Akio Komori, director of Japan’s nuclear-power utility, weeps after a news conference in Fukushima. (Kyodo News)
EMOTIONAL TOLL: Coffins bearing victims’ remains are lined up in a makeshift morgue in Rifu, Miyagi Prefecture, yesterday.
Japan’s nuclear experts said they’ve weighed a “Chernobyl solution” — burying their crippled reactors in tons of concrete and sand — as a last-resort option to end the meltdown crisis.
“But our priority right now is to try to cool them down first,” said the operator of the Fukushima Daiichi plant.
It was the first time the Tokyo Electric Power Co. (TEPCO) had mentioned the Chernobyl option, which would put the area off limits for decades — and might not even work.
The United Nations’ nuclear watchdog said the situation hadn’t gotten worse in the last day but added that the Japanese “are racing against the clock.”
TEPCO admits that trying to douse the white-hot reactors with tons of water, which they did today for the third straight day, is only a stopgap measure.
The best chance to avert the Chernobyl option is to restart the Fukushima Daiichi’s cooling systems, which collapsed after last week’s earthquake and tsunami.
Early today, TEPCO said it had reconnected an external power line to the plant and would begin testing pumps over the weekend.

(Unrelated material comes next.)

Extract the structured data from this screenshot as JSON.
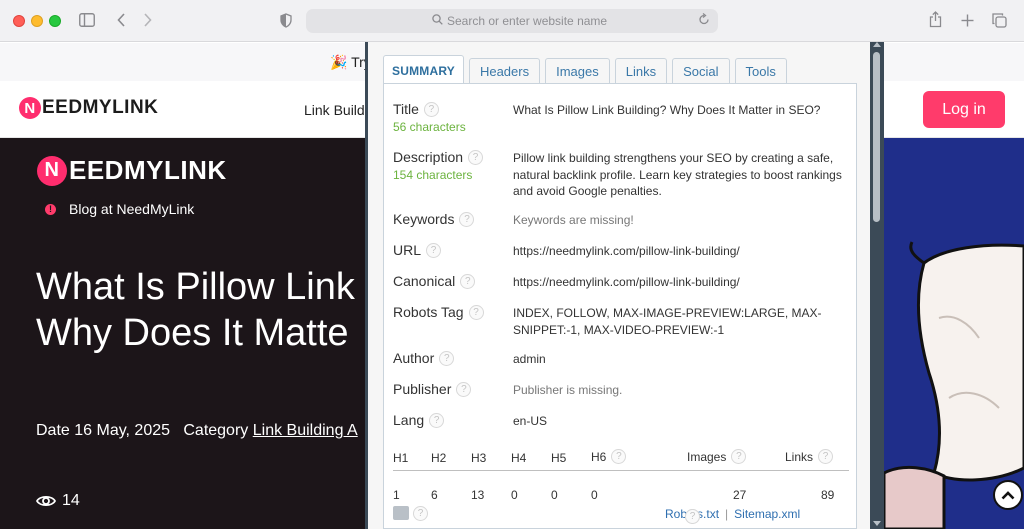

They still have nearly a mile of cable to lay before they can hook up to the four damaged reactors and some Western analysts fear the pumps are too damaged to work.
In other developments:
* Using diesel generators, the scientists were able to restart cooling pumps at reactor 5, which largely averted damage in the catastrophe. They also bored holes in the roofs of reactors 5 and 6 to avoid explosions.
* Minuscule amounts of radioactive material reached Southern California yesterday, according to diplomats. A UN official said the radiation reaching the West Coast is “about a billion times” below the health-threatening level.
* Japanese Prime Minister Naoto Kan vowed to rebuild his broken country. “We are going to create Japan again from scratch,” he said.
His government also admitted it had kept citizens in the dark about the depth of the crisis.
“In hindsight, we could have moved a little quicker in assessing the situation and coordinating all that information and provided it faster,” said Cabinet Secretary Yukio Edano.
* Survivors, rescue workers and others in the area hardest hit by the earthquake and tsunami observed a minute of silence exactly one week after the quake struck.
* The official toll of casualties was raised to 7,197 dead and 10,900 missing. * The number of aftershocks from the quake exceeded 500 yesterday, with more than 260 registering a magnitude of 5 or higher.
* The governor of devastated Miyagi Prefecture said residents should consider moving to another part of Japan for up to a year while Miyagi is being rebuilt.
Experts disagree over whether the Japanese could repeat the Chernobyl solution, in which an army of Soviet workers sealed the Ukrainian reactor under mountains of sand and concrete.
“They [reactors] are kind of like a coffee maker. If you leave on the heat, they boil dry and then they crack,” said Murray Jennex, a professor at San Diego State University.
“Putting concrete on that wouldn’t help keep your coffeemaker safe. But eventually, yes, you could build a concrete shield and be done with it.”
Also, dropping heavy concrete on the reactor could cause cracks through which radiation could escape.
If the fuel rods are insulated by concrete, they would heat up faster. They might decompose the concrete floor and fall through it, authorities said.